Good morning from Dubai where, after a very long wait, the second text is finally with us. The crucial language on fossil fuels has been changed from the previous version after uproar from island states, the EU, NGOs and many others. It now reads:
“Transitioning away from fossil fuels in energy systems, in a just orderly and equitable manner, accelerating action in this critical decade, so as to achieve net zero by 2050 in keeping with the science.”
I am back on site at Cop28, where it is still very quiet. The sun is rising over the giant dome in the middle of the Expo Centre and returning delegates are being greeted with news that coffee shops are open in some areas. This is good news: today could be a long one.
Some people have spent the night here waiting for news about the text, sleeping in the corridors and pavilions of the giant convention centre. The last few days have been exhausting for negotiators in particular and, I am sure, the UAE presidency, who is tasked with bringing the opinions of the world together for the final text package.
Delegations will be digesting the documents ahead of a final plenary in the next few hours. Will this be enough for small islands states fighting for their survival, for whom 1.5C is a matter of life and death, or will they reject it? Can petrostates accept this indication that the fossil fuel era is ending? Are developing countries happy with the text on adapting to a new economic system? We will find out today.
We do not yet know if this is a final text, a “take it or leave it” offer to the world, or whether another round of negotiations will be needed. These talks famously drag on. The negotiation venue will be closed on Friday, we have been told, so parties need to get moving.
Hello, and welcome to the Guardian’s live coverage of what it is hoped will be the final stretch of the Cop28 climate conference. After the UAE presidency’s first text of the global stocktake – the main document being discussed at the summit – was widely condemned as not being ambitious enough, a second draft has now been published.
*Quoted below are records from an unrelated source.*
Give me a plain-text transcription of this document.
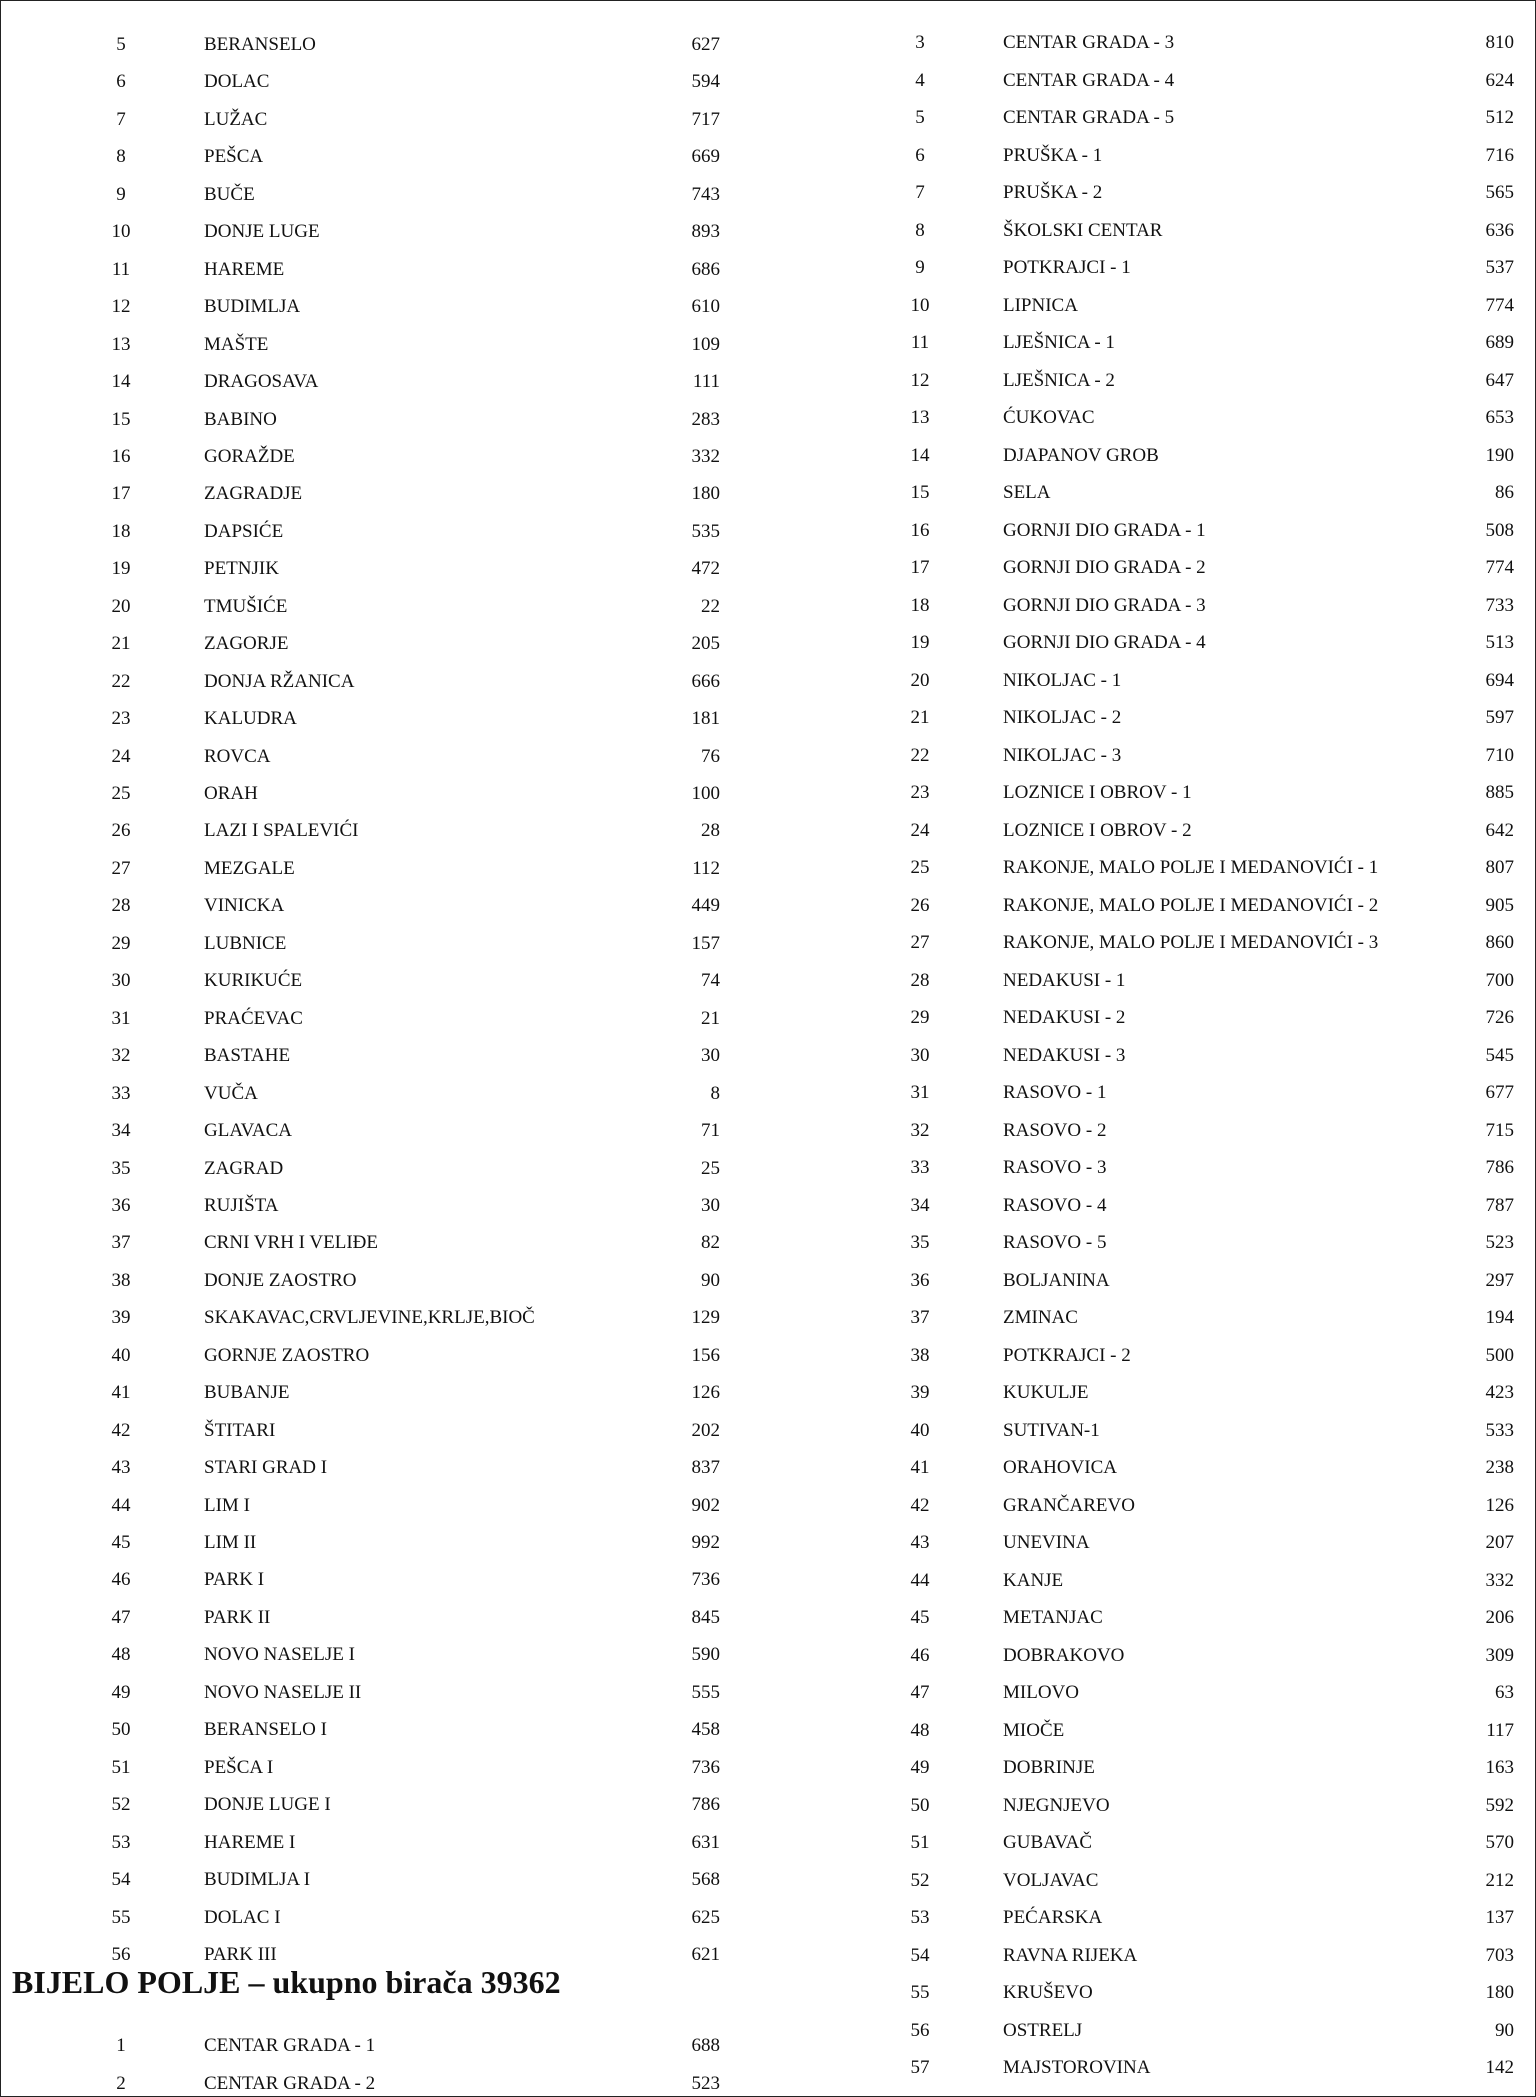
5	BERANSELO	627
6	DOLAC	594
7	LUŽAC	717
8	PEŠCA	669
9	BUČE	743
10	DONJE LUGE	893
11	HAREME	686
12	BUDIMLJA	610
13	MAŠTE	109
14	DRAGOSAVA	111
15	BABINO	283
16	GORAŽDE	332
17	ZAGRADJE	180
18	DAPSIĆE	535
19	PETNJIK	472
20	TMUŠIĆE	22
21	ZAGORJE	205
22	DONJA RŽANICA	666
23	KALUDRA	181
24	ROVCA	76
25	ORAH	100
26	LAZI I SPALEVIĆI	28
27	MEZGALE	112
28	VINICKA	449
29	LUBNICE	157
30	KURIKUĆE	74
31	PRAĆEVAC	21
32	BASTAHE	30
33	VUČA	8
34	GLAVACA	71
35	ZAGRAD	25
36	RUJIŠTA	30
37	CRNI VRH I VELIĐE	82
38	DONJE ZAOSTRO	90
39	SKAKAVAC,CRVLJEVINE,KRLJE,BIOČ	129
40	GORNJE ZAOSTRO	156
41	BUBANJE	126
42	ŠTITARI	202
43	STARI GRAD I	837
44	LIM I	902
45	LIM II	992
46	PARK I	736
47	PARK II	845
48	NOVO NASELJE I	590
49	NOVO NASELJE II	555
50	BERANSELO I	458
51	PEŠCA I	736
52	DONJE LUGE I	786
53	HAREME I	631
54	BUDIMLJA I	568
55	DOLAC I	625
56	PARK III	621
BIJELO POLJE – ukupno birača 39362
1	CENTAR GRADA - 1	688
2	CENTAR GRADA - 2	523
3	CENTAR GRADA - 3	810
4	CENTAR GRADA - 4	624
5	CENTAR GRADA - 5	512
6	PRUŠKA - 1	716
7	PRUŠKA - 2	565
8	ŠKOLSKI CENTAR	636
9	POTKRAJCI - 1	537
10	LIPNICA	774
11	LJEŠNICA - 1	689
12	LJEŠNICA - 2	647
13	ĆUKOVAC	653
14	DJAPANOV GROB	190
15	SELA	86
16	GORNJI DIO GRADA - 1	508
17	GORNJI DIO GRADA - 2	774
18	GORNJI DIO GRADA - 3	733
19	GORNJI DIO GRADA - 4	513
20	NIKOLJAC - 1	694
21	NIKOLJAC - 2	597
22	NIKOLJAC - 3	710
23	LOZNICE I OBROV - 1	885
24	LOZNICE I OBROV - 2	642
25	RAKONJE, MALO POLJE I MEDANOVIĆI - 1	807
26	RAKONJE, MALO POLJE I MEDANOVIĆI - 2	905
27	RAKONJE, MALO POLJE I MEDANOVIĆI - 3	860
28	NEDAKUSI - 1	700
29	NEDAKUSI - 2	726
30	NEDAKUSI - 3	545
31	RASOVO - 1	677
32	RASOVO - 2	715
33	RASOVO - 3	786
34	RASOVO - 4	787
35	RASOVO - 5	523
36	BOLJANINA	297
37	ZMINAC	194
38	POTKRAJCI - 2	500
39	KUKULJE	423
40	SUTIVAN-1	533
41	ORAHOVICA	238
42	GRANČAREVO	126
43	UNEVINA	207
44	KANJE	332
45	METANJAC	206
46	DOBRAKOVO	309
47	MILOVO	63
48	MIOČE	117
49	DOBRINJE	163
50	NJEGNJEVO	592
51	GUBAVAČ	570
52	VOLJAVAC	212
53	PEĆARSKA	137
54	RAVNA RIJEKA	703
55	KRUŠEVO	180
56	OSTRELJ	90
57	MAJSTOROVINA	142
The proposed agreement calls on nations to transition away from fossil fuels to avert the worst impacts of climate change, writes my colleague Adam Morton.
The latest draft text, released early on Wednesday in the United Arab Emirates, does not include a commitment to phase out or phase down fossil fuels, as many countries, civil society groups and scientists have urged.
Instead, it called on countries to contribute to global efforts to transitioning away from fossil fuels in energy systems “in a just, orderly and equitable manner, accelerating action in this critical decade, so as to achieve net zero by 2050 in keeping with the science”.